More Wiki than Geeky

Yochai's Benckler new Wealth of Networks, which is causing a veritable hail of interest, has, suprise, suprise a wiki.

And there are some very interesting links to commentary on the issue of wikis and the peer production method at Ray Corrigan's excellent blog.

This is a placeholder for my summer reading, natch; but it's also a chance for me to repeat my favourite IT law joke wot I thought up, as adapted freely from Sellar and Yeatman's fabulous 1066 And All That.

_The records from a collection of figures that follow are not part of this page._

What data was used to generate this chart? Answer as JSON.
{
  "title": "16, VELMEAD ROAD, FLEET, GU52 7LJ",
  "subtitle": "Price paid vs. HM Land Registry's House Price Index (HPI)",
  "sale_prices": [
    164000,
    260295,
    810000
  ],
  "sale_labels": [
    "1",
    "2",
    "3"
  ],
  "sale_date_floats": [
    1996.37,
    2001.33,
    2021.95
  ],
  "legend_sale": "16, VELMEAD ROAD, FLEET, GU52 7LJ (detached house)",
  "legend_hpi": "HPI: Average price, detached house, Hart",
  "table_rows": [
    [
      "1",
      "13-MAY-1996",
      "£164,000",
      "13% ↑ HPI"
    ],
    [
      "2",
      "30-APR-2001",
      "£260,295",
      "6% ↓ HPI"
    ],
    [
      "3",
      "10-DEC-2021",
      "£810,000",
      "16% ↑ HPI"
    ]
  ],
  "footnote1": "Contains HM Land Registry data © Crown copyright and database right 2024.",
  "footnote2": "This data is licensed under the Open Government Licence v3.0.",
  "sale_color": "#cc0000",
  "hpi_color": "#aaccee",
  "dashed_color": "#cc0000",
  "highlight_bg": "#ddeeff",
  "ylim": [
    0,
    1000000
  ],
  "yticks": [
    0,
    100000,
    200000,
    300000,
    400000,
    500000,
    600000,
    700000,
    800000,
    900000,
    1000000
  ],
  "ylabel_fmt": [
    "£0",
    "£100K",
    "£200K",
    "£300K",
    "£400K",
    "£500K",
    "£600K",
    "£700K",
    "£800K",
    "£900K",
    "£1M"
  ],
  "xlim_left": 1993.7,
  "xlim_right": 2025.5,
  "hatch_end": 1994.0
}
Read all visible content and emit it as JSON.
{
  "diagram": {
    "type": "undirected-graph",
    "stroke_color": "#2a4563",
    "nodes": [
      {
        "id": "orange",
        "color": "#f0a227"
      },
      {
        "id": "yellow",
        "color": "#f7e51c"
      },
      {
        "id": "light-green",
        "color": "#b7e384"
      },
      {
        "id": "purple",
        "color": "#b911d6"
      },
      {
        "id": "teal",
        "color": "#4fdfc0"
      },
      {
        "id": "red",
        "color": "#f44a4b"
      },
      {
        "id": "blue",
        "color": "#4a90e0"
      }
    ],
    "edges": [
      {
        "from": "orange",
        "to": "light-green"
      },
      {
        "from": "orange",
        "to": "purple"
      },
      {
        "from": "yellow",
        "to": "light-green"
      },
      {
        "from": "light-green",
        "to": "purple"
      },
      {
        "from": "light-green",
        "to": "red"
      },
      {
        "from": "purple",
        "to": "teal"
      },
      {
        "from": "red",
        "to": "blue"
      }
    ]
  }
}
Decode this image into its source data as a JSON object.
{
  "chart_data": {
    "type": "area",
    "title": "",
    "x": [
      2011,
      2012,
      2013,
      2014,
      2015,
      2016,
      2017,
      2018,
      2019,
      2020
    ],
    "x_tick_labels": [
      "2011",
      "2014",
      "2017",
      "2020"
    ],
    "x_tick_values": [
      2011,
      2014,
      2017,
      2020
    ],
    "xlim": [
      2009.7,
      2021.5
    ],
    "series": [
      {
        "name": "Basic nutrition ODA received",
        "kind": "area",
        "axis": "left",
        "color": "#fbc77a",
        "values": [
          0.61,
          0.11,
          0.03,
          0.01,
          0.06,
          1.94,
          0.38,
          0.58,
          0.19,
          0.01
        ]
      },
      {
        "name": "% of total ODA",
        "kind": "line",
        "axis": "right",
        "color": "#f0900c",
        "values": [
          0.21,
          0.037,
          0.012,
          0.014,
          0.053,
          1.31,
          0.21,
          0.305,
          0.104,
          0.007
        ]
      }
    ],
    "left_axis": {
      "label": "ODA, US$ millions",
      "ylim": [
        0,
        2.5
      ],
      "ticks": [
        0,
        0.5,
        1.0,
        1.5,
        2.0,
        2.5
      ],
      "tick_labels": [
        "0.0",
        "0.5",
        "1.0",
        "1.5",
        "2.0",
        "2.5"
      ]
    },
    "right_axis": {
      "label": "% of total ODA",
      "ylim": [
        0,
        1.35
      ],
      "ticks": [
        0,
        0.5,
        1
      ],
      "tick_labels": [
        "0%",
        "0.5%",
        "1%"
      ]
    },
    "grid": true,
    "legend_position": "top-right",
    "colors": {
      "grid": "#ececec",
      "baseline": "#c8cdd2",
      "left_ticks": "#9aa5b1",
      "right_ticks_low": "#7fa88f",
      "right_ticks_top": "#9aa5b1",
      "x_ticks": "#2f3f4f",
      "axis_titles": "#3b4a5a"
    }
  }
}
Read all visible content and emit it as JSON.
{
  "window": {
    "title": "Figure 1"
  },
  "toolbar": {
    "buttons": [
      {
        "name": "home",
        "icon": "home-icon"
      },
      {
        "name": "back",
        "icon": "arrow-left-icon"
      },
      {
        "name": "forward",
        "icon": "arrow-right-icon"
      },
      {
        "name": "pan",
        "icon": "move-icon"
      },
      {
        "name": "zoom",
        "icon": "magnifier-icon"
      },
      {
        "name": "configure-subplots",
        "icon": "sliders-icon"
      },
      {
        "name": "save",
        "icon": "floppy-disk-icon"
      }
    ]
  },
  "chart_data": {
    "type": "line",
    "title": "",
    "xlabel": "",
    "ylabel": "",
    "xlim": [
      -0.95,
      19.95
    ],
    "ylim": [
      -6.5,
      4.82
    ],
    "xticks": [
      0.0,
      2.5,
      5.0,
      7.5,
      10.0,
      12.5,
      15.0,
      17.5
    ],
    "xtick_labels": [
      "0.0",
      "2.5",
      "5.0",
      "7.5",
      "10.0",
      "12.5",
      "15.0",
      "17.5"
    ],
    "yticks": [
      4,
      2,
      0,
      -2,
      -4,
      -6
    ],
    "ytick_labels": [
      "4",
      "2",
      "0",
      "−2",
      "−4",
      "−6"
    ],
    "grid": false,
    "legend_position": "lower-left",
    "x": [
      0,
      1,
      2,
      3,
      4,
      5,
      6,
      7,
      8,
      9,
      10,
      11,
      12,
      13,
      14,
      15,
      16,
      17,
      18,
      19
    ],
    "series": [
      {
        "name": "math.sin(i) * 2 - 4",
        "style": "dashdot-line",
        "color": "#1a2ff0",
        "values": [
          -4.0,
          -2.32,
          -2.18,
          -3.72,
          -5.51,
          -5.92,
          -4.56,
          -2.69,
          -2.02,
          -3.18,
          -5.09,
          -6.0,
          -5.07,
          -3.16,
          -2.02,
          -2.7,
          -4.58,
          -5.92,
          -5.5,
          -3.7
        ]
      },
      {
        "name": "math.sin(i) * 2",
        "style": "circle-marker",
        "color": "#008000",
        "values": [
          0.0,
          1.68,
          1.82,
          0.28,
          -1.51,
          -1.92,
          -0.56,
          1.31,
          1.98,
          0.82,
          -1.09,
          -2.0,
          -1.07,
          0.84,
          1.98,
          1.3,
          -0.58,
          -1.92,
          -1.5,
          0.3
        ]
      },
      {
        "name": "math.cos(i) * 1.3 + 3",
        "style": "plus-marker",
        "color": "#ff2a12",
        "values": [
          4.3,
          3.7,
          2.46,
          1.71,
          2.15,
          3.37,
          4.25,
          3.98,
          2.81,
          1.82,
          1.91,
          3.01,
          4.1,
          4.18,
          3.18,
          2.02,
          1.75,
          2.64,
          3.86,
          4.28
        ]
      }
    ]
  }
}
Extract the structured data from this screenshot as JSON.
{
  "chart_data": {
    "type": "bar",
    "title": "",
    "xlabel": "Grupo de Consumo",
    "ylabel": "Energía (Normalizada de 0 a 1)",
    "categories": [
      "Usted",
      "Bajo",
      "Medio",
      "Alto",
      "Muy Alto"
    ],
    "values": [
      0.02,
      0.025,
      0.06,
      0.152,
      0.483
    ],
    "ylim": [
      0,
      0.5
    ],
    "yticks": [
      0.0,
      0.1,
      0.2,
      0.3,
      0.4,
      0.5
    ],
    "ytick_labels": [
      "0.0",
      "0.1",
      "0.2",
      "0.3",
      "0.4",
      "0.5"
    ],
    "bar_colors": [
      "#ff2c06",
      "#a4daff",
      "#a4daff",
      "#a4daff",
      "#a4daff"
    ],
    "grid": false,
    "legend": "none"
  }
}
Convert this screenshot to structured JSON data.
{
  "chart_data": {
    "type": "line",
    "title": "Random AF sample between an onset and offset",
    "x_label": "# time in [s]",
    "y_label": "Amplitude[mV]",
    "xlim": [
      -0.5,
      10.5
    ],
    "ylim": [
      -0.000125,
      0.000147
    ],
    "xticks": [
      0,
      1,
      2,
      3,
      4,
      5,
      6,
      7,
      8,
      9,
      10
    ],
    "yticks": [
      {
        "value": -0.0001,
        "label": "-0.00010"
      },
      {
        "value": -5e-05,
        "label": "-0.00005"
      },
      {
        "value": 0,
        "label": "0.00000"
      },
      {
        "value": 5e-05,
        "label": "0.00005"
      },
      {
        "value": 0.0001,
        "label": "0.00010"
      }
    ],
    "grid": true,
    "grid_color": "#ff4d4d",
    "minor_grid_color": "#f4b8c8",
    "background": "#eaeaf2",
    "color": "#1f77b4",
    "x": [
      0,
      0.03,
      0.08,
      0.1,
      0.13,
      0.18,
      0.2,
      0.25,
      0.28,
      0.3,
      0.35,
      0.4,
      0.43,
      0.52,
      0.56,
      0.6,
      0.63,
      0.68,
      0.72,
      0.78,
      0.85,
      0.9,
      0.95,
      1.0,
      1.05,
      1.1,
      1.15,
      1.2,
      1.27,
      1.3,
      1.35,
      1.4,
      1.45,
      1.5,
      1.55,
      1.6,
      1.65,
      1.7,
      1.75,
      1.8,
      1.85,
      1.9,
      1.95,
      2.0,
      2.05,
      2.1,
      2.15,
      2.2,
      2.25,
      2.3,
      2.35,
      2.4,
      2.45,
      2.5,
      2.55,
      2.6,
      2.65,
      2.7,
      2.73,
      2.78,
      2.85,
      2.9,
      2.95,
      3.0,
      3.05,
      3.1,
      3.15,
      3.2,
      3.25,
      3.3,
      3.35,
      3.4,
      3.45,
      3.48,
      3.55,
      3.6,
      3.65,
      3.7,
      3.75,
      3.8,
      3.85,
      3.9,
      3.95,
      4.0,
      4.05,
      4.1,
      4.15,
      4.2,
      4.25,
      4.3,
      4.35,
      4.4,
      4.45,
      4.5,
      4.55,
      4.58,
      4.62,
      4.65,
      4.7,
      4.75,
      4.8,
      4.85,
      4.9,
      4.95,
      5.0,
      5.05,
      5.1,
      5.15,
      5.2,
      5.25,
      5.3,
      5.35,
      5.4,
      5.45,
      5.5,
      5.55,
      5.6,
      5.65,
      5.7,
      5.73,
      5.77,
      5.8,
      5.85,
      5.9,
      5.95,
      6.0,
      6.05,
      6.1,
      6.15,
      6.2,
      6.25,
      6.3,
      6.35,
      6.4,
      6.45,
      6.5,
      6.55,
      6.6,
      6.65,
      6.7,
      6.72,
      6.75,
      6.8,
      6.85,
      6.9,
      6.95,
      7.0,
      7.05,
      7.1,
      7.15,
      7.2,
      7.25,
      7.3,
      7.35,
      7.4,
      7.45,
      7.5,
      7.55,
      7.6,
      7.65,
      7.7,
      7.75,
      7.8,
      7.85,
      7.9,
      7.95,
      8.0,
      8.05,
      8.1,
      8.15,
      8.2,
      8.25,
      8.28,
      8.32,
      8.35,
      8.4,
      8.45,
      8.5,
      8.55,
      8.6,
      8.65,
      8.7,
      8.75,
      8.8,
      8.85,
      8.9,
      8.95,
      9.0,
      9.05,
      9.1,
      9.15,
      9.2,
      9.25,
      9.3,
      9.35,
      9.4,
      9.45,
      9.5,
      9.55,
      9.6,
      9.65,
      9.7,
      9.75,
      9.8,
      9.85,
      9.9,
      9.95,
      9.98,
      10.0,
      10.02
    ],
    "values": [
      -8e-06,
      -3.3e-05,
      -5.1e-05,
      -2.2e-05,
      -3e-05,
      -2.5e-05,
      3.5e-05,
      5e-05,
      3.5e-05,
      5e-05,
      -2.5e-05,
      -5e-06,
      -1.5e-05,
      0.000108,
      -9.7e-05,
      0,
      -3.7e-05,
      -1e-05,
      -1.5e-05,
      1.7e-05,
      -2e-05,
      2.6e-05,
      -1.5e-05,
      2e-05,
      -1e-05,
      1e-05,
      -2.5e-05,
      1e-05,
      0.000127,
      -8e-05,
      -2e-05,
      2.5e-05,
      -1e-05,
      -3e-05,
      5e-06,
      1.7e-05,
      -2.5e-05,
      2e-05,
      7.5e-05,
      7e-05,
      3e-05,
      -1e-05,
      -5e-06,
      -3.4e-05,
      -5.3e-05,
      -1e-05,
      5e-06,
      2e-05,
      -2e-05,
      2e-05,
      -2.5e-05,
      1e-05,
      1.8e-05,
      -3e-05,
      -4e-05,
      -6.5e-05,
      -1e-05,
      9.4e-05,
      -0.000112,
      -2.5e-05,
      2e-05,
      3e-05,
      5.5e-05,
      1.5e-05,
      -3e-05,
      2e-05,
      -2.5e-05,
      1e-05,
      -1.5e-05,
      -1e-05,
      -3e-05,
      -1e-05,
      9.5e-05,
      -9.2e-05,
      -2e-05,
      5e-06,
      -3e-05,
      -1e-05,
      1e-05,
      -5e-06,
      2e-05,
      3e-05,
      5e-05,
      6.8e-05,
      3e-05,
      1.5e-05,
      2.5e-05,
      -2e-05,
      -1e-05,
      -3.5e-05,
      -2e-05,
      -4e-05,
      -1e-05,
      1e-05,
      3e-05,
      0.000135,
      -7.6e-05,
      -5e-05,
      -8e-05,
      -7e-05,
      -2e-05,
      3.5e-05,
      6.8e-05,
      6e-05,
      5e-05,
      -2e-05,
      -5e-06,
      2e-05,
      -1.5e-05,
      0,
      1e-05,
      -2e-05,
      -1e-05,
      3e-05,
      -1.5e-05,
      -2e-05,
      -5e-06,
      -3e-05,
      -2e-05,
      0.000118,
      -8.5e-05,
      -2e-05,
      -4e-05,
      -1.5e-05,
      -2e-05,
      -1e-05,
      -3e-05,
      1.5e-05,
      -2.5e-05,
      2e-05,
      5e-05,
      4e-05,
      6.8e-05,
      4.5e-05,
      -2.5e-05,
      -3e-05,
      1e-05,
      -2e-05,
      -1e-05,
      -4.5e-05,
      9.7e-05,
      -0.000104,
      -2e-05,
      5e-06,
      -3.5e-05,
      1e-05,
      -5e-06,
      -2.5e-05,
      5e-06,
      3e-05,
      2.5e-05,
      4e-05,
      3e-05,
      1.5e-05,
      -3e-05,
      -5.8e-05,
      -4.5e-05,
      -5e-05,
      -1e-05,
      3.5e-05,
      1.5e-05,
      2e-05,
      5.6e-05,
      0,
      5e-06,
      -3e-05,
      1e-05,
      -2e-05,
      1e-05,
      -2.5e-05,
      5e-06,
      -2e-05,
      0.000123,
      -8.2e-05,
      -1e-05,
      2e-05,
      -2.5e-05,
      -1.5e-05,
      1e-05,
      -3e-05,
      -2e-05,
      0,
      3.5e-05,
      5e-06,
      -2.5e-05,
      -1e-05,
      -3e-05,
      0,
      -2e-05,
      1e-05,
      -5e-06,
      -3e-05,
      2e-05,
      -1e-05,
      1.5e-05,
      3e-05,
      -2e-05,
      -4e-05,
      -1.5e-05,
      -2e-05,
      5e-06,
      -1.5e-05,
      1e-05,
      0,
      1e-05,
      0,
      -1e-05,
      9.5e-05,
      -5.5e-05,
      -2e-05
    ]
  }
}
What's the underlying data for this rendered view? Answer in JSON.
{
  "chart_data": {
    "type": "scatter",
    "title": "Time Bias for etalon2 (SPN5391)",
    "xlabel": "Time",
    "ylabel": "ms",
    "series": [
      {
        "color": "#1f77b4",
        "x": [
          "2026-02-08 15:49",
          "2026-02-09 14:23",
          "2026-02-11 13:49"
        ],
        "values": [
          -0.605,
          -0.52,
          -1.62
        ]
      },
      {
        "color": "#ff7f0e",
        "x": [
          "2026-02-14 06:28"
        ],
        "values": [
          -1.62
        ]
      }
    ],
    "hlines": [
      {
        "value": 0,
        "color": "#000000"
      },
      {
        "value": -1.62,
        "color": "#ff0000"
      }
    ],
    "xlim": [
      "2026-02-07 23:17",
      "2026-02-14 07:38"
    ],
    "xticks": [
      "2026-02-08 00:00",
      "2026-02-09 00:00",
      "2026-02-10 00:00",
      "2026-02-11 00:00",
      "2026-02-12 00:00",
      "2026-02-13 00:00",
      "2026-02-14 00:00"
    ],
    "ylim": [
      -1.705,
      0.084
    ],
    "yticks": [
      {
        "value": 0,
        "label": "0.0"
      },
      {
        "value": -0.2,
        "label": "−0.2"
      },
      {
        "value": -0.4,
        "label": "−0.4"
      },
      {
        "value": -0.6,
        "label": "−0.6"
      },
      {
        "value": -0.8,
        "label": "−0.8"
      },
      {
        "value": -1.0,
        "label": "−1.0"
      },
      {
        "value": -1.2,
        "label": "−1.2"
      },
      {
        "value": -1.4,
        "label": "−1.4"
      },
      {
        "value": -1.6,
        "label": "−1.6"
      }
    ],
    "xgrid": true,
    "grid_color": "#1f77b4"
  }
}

Students with a classical background , having finally managed to decipher their lecture notes,sometimes look up at their IT law profesors and say "Veni, vidi, vici!"* At which their law professors run away, thinking they have been (correctly) called Weeny, Weedy and Weaky, and this knew they had All been divided into Three Parts (like Gaul).
Only nowadays the ignorant non Latin loving profs think the students are just criticising their class Wiki!

Which is also a good place to plug my blue-skies cutting-edge and any other adjective you care to call it workshop on IT law and associated topics, GikII, to be held in Edinburgh on 5th September . Abstract deadline extended to June 30th, subsidy available for travel and accomodation and we already have papers on everything from digital property and virtual worlds governance to entropy in IT law and technophobia in Lord of the Rings!


* For Classicophobes, I came, I saw, I conquered! in Latin, as Julius Caesar is reported to have cried on conquering Britain (er, or somewhere else - see comment below..).

1 comment:

Steve said...

The "veni, vidi, vici" message was a bit later than Caesar's abortive raids on Britain - I think it was either after he'd sorted out the pro-Pompey remnant in the eastern mediterranean, or when he defeated the king of Pontus (Mithridates, Pharneses?